Large language models (LLMs) have gained significant attention in chemistry. However, most existing datasets center on molecular-level property prediction and overlook the role of fine-grained functional group (FG) information. Incorporating FG-level data can provide valuable prior knowledge that links molecular structures with textual descriptions, which can be used to build more interpretable, structure-aware LLMs for reasoning on molecule-related tasks. Moreover, LLMs can learn from such fine-grained information to uncover hidden relationships between specific functional groups and molecular properties, thereby advancing molecular design and drug discovery. Here, we introduce FGBench, a dataset comprising 625K molecular property reasoning problems with functional group information. Functional groups are precisely annotated and localized within the molecule, which ensures the dataset's interoperability thereby facilitating further multimodal applications. FGBench includes both regression and classification tasks on 245 different functional groups across three categories for molecular property reasoning: (1) single functional group impacts, (2) multiple functional group interactions, and (3) direct molecular comparisons. In the benchmark of state-of-the-art LLMs on 7K curated data, the results indicate that current LLMs struggle with FG-level property reasoning, highlighting the need to enhance reasoning capabilities in LLMs for chemistry tasks.
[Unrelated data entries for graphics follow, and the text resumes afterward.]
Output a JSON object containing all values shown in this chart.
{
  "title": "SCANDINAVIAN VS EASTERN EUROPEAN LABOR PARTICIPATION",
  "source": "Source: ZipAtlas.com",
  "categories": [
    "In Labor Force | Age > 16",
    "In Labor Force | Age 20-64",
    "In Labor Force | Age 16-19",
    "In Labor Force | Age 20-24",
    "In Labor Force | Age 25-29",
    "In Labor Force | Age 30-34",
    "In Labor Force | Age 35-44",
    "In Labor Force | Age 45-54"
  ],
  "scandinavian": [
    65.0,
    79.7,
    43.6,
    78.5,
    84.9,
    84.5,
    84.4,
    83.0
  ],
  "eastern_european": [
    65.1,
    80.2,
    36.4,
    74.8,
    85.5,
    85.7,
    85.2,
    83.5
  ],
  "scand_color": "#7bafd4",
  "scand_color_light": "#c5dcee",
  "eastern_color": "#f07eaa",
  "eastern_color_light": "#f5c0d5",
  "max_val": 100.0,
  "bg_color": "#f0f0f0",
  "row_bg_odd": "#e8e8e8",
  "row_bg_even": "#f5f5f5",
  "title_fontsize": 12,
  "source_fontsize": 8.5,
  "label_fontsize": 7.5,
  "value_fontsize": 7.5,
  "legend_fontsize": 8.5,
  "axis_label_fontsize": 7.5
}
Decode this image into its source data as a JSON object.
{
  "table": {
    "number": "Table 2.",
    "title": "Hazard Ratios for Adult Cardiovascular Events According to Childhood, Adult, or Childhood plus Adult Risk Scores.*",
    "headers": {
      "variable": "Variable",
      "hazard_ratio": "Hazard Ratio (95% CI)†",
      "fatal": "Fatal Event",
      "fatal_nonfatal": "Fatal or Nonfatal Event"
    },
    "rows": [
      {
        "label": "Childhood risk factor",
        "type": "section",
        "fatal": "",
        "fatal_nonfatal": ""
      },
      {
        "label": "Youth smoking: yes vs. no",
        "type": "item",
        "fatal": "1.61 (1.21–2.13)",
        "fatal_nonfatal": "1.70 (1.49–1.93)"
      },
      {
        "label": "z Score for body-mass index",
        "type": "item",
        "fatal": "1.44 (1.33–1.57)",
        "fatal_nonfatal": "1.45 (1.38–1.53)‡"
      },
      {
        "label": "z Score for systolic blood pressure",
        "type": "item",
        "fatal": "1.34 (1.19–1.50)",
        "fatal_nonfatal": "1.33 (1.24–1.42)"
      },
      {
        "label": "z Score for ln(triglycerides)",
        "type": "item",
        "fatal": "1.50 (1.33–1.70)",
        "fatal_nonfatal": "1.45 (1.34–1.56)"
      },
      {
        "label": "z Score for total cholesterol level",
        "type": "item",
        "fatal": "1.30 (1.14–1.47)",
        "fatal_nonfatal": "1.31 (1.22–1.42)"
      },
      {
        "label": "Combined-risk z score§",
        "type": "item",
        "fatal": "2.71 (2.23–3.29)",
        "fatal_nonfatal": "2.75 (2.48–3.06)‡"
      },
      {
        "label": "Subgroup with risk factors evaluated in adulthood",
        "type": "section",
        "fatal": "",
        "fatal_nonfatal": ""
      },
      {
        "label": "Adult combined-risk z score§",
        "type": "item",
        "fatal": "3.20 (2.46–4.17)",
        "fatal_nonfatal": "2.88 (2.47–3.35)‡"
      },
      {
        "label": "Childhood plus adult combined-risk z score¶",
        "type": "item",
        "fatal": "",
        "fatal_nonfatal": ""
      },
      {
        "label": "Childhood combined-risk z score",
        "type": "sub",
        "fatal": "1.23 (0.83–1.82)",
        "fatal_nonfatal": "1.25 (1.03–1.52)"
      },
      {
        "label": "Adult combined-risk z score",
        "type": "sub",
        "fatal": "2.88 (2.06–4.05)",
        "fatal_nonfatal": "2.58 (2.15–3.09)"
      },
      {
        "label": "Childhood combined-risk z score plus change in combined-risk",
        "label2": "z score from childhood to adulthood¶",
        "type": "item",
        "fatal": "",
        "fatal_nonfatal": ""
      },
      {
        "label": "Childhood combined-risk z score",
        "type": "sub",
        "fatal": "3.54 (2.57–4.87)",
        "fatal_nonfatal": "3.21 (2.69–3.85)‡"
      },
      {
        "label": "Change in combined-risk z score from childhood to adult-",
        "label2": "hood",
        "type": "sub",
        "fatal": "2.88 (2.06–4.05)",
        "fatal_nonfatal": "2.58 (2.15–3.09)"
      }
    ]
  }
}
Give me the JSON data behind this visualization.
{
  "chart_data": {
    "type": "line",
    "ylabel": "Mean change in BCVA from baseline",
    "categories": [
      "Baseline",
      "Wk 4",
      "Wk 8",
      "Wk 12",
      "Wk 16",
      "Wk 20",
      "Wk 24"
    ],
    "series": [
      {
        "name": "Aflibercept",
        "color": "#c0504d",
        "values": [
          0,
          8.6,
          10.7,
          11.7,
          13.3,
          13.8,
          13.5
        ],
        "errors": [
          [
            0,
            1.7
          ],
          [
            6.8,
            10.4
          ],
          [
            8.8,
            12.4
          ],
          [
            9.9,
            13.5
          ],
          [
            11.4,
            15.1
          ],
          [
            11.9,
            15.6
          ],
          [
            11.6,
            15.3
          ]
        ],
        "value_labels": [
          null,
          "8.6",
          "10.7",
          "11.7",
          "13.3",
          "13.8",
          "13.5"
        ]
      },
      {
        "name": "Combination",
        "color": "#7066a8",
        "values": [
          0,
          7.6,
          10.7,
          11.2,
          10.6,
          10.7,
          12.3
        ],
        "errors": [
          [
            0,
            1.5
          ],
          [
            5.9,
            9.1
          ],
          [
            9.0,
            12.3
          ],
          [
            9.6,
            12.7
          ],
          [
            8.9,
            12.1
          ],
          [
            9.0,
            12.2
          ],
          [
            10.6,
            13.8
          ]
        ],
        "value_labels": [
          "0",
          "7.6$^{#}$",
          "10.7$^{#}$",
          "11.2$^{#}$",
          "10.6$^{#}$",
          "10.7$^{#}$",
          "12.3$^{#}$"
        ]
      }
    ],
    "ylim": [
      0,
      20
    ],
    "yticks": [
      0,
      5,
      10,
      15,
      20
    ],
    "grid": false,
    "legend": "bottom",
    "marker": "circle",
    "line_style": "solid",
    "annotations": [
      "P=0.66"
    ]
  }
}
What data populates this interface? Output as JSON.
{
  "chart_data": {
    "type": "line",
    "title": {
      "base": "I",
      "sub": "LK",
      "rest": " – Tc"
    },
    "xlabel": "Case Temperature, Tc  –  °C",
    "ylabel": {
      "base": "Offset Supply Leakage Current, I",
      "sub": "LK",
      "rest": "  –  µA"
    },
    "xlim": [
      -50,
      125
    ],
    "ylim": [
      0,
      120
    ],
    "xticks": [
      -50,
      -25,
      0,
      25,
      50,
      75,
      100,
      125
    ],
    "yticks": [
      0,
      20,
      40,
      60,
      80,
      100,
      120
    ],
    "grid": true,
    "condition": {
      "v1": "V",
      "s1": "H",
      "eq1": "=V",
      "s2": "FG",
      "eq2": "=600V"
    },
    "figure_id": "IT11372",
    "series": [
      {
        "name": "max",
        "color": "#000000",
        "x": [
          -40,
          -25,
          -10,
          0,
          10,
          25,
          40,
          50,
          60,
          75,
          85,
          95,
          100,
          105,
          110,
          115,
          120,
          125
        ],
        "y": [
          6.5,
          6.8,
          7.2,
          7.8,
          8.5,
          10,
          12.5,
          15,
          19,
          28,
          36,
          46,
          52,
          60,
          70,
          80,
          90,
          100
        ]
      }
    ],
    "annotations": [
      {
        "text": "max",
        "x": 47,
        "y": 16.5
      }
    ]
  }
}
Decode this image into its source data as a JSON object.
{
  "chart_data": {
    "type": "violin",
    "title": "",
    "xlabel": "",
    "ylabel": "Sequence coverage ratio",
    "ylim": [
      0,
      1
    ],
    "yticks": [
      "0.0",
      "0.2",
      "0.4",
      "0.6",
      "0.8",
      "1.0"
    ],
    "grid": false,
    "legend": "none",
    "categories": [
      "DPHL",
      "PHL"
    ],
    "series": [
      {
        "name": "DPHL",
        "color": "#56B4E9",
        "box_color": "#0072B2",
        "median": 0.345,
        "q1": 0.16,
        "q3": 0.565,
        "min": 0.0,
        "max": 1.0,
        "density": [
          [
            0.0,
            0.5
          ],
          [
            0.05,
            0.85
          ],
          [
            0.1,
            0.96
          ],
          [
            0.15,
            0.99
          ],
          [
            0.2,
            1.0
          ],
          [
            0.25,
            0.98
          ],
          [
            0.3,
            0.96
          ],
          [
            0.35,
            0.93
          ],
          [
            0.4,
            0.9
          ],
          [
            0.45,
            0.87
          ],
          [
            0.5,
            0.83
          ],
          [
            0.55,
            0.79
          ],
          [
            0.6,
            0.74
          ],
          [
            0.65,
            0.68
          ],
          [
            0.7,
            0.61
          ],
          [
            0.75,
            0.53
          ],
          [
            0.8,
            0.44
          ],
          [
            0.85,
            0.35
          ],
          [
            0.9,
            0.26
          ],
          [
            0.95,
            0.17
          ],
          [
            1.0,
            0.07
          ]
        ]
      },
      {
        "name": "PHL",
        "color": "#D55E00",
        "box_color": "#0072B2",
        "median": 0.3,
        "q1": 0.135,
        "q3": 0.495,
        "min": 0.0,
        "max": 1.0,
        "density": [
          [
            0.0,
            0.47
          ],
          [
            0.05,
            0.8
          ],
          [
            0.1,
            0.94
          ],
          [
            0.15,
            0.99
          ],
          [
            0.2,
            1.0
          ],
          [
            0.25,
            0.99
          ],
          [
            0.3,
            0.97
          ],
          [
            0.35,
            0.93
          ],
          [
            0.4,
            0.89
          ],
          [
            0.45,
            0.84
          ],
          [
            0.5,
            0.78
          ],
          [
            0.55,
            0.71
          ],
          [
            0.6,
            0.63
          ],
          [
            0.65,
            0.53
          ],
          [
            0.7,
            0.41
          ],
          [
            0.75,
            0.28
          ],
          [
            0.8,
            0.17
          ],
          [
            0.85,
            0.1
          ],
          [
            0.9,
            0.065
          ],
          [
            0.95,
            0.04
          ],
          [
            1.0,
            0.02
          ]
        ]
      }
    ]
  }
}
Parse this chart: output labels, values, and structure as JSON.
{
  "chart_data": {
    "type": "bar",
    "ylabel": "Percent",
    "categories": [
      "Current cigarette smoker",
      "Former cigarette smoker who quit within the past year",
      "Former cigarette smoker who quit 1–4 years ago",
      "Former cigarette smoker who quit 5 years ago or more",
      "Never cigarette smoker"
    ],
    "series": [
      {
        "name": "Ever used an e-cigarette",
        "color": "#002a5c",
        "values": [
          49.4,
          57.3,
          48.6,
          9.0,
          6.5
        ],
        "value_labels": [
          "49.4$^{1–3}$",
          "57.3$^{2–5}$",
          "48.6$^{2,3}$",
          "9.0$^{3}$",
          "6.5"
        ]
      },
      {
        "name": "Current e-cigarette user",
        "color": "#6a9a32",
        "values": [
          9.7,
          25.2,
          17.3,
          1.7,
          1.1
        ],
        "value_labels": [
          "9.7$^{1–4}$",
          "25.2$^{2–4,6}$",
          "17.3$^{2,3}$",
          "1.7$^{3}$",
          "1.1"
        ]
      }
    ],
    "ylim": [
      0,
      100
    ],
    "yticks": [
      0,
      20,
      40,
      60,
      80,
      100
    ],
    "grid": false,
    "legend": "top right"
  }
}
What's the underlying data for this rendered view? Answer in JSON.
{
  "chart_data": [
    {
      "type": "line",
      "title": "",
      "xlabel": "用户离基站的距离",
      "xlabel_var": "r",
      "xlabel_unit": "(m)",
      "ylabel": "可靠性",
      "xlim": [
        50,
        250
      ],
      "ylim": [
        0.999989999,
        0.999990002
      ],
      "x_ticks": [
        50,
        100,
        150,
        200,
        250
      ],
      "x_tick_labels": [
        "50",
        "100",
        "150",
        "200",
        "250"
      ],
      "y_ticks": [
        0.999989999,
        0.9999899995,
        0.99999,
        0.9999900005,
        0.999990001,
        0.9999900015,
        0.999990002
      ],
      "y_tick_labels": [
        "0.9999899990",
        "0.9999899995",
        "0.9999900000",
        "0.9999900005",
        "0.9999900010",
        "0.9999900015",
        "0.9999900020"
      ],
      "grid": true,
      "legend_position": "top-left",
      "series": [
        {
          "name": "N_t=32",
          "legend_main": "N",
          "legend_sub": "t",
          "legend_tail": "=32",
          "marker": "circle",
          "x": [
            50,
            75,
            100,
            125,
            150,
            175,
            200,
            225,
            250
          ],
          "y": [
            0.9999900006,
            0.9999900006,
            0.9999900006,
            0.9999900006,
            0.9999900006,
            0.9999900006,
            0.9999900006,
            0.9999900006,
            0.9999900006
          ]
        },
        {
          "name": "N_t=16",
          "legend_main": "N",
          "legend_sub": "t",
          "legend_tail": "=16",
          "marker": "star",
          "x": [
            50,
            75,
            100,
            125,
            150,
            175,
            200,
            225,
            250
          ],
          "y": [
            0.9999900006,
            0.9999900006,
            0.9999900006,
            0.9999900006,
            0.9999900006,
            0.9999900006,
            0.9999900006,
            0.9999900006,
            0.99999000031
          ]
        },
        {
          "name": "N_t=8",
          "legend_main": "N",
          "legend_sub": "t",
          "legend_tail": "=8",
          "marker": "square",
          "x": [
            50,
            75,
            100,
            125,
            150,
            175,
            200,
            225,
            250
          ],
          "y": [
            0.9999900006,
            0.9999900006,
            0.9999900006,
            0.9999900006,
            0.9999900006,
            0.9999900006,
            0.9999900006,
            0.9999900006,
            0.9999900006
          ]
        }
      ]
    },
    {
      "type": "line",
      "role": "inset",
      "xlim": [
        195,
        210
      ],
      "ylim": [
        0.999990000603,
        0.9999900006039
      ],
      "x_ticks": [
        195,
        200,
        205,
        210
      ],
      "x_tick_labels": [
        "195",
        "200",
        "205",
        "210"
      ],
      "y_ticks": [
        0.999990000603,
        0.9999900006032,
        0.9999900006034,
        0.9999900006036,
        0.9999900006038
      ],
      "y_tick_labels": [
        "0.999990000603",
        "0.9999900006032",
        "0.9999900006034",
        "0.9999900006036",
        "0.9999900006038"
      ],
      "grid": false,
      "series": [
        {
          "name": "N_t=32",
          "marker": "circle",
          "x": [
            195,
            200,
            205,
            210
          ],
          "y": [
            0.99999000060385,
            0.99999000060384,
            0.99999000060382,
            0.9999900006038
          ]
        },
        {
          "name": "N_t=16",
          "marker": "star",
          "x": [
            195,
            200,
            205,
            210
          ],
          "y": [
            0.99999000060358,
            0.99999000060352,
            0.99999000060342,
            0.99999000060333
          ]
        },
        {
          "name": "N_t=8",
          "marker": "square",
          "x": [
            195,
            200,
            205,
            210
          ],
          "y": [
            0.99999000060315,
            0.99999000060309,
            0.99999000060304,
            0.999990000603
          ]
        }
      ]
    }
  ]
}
We anticipate that the methodology employed in FGBench to construct datasets with functional group-level information will serve as a foundational framework for generating new question-answer pairs, enabling LLMs to better understand fine-grained molecular structure-property relationships. The dataset and evaluation code are available at https://github.com/xuanliugit/FGBench.

Paper Structure

This paper contains 36 sections, 4 figures, 13 tables.

Figures (4)

  • Figure 1: Illustration of LLMs for two molecular property prediction tasks, (a) molecular property prediction and (b) molecular property reasoning.
  • Figure 2: FGBench dataset construction workflow. Molecules from a database are canonicalized and compared to generate a similarity matrix. Molecule pairs exceeding a similarity threshold are selected, and their FG differences are calculated. These differences are validated through a reconstruction process that involves removing and replacing FGs, ensuring structural consistency. The final output is a curated molecule comparison dataset.
  • Figure 3: An example of multiple FG interactions from the BACE database. The ether group is deleted from the initial molecule, and an amine group is attached to it. The change related to these two functional groups causes the change of the molecule's BACE-1 inhibitory activity from active to inactive.
  • Figure 4: An example output from o3-mini on a single FG impact QA (Boolean) from Lipophilicity dataset. Left is the original molecule. Right is the molecule after adding a nitrile (-CN) group. The o3-mini response is in the gray box.